Courchamp ne débite qu’une sorte de gâteaux où il faut tâcher de ne pas se laisser prendre, mais qui au moins ont quelque agrément.

Puis viennent ceux qui s’adonnent particulièrement au Consulat et à l’Empire, les fabricants des Mémoires de Constant, de Bourrienne, de la Contemporaine, de Blangini, de Mlle Avrillon, de Talleyrand, etc. On cite parmi eux MM. J.-B. de Roquefort, Méliot frères, Luchet, les deux Nisard, Villemarest, Lesourd, Malitourne, Amédée Pichot, Ch. Nodier, mais le metteur en œuvres principal est Villemarest, et il est chef d’équipe. Dans son équipe, il a des écrivains très distingués qui ont vu beaucoup de choses, qui ont travaillé sur des pièces qui leur avaient été remises, sur des récits authentiques auxquels ils ont ajouté une sauce trop abondante parfois, trop claire, et qui fait douter de la véridicité des récits, alors que, si l’on parvenait à se procurer le canevas sur lequel le teinturier a brodé, elle serait entière et décisive. Retrouvera-t-on jamais le texte original rédigé par Constant et par Mlle Avrillon ? J’en doute et cela me peine. Mais tout le moins, M. Paul Cottin a retrouvé, il a imprimé dans sa Revue rétrospective, il va publier en volume le manuscrit de Roustam ; les papiers couverts d’une écriture difficilement déchiffrable, aussi bien à cause de l’irrégularité des caractères que des folies de l’orthographe, les papiers sur qui, à la sollicitation, sans doute, d’un des usiniers dont j’ai parlé, Roustam écrivit les faits qui l’avaient frappé. On ne lui demandait point de déployer du style ni de la littérature, en quoi l’on avait raison, mais on lui demandait de dire platement ce qu’il avait vu, ce qu’il avait entendu, ce qu’il avait retenu, étant au service de Napoléon.

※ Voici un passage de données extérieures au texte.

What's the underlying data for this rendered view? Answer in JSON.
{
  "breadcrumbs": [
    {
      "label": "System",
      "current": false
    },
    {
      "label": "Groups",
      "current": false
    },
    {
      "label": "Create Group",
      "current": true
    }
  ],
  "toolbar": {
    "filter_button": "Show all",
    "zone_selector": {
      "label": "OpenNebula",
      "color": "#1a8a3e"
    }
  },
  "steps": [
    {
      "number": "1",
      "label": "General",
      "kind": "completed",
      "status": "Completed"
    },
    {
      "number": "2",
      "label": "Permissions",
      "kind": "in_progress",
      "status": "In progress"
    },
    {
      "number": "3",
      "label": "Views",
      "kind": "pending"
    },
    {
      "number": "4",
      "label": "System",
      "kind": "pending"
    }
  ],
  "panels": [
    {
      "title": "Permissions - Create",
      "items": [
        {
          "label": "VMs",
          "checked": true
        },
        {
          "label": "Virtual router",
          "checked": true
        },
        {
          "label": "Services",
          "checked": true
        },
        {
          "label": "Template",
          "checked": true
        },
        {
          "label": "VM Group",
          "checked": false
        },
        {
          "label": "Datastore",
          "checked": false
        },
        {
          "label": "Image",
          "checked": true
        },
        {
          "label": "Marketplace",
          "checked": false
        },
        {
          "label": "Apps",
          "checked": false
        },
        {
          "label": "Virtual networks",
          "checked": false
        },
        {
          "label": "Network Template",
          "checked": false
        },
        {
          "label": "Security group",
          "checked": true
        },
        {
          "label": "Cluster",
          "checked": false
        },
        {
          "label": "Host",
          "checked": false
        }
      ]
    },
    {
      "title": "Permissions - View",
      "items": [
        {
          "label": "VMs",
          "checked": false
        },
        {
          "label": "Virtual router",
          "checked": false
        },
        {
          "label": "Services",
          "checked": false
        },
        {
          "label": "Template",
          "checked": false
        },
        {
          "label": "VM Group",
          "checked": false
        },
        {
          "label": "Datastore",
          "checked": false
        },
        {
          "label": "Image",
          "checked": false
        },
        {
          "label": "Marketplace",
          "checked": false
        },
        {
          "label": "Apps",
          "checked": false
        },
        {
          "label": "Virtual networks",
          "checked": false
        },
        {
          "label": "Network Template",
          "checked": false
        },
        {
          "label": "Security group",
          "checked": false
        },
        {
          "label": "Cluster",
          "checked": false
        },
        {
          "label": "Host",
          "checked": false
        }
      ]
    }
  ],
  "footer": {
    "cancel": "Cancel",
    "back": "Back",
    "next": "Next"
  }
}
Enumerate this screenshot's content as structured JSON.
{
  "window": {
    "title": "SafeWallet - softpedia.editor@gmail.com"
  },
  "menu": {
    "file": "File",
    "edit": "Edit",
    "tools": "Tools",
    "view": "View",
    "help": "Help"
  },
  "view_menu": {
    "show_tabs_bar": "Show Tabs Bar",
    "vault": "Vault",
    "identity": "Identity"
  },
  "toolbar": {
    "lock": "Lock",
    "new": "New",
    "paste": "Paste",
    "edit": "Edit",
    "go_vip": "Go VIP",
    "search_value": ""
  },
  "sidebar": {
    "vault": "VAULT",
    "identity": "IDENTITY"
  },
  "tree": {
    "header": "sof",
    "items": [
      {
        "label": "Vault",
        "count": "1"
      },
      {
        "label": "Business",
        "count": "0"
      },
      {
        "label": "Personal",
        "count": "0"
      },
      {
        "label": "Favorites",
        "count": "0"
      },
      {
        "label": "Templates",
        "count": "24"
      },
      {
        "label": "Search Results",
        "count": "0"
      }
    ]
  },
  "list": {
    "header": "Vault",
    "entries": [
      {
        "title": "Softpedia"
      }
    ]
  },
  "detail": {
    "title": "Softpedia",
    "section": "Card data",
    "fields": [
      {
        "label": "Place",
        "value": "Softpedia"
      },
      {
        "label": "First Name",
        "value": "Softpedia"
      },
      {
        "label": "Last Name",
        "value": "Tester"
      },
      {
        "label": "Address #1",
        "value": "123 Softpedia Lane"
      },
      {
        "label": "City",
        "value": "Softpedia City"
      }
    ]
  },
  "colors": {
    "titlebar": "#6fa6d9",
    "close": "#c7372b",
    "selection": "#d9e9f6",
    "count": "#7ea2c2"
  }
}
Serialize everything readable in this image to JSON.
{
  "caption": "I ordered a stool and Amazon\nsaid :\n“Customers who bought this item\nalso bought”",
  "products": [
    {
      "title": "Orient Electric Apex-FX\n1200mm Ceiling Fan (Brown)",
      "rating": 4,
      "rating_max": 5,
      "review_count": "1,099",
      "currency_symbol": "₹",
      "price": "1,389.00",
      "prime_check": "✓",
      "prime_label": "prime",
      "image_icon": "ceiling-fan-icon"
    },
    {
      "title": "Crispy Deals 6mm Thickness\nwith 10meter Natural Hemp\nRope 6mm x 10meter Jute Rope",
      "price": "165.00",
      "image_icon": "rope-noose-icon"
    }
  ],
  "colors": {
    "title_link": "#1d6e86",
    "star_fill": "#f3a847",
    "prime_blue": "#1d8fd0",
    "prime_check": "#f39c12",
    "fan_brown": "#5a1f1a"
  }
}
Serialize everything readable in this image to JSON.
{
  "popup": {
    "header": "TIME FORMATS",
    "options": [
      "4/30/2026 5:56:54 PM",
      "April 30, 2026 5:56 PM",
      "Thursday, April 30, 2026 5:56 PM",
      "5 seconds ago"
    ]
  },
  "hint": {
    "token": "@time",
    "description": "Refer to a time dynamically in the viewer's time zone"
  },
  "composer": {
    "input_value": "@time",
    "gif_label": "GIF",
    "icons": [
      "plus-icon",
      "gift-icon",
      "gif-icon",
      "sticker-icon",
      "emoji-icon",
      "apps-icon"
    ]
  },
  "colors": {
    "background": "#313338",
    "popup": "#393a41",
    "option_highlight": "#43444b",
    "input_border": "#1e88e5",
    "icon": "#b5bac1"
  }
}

Ce mamelouck, brute ignare, qui avait plus qu’aucun homme au monde physiquement approché l’Empereur depuis 1798 jusqu’en 1814, cet être le moins capable de reconnaissance et de dévouement, ce laquais, en qui la bassesse du métier s’agrémentait d’une pointe de cruauté orientale, savait voir, presque autant qu’il savait compter. Il trace, des choses qu’il a regardées, un tableau qui, pour sommaire qu’il est, n’en retient pas moins les traits essentiels et même lorsque, par son apologie — ce qu’il ne fait qu’une fois, lors de sa trahison à Fontainebleau en 1814, — il est amené à mentir, il fournit des détails qui ont un intérêt. Certes, il cèle son voyage à Rambouillet en sortant de Fontainebleau, et l’interrogatoire que lui fit subir, ainsi qu’au valet de chambre Constant, Mme de Brignole, en vue d’écarter Marie-Louise de son époux en obtenant des racontars sur de prétendues infidélités de l’Empereur ; certes, il se trompe sur les dates lorsqu’il place l’interrogatoire qu’il subit de la part d’envoyés du comte d’Artois au sujet des diamants de la Couronne remis par M. de La Bouillerie à Napoléon ; mais cela éclaire la mission du prétendu colonel marquis de Lagrange et cet épisode du gouvernement des Vivres-Viande, ce gouvernement de fortune qui inaugura si noblement la Restauration !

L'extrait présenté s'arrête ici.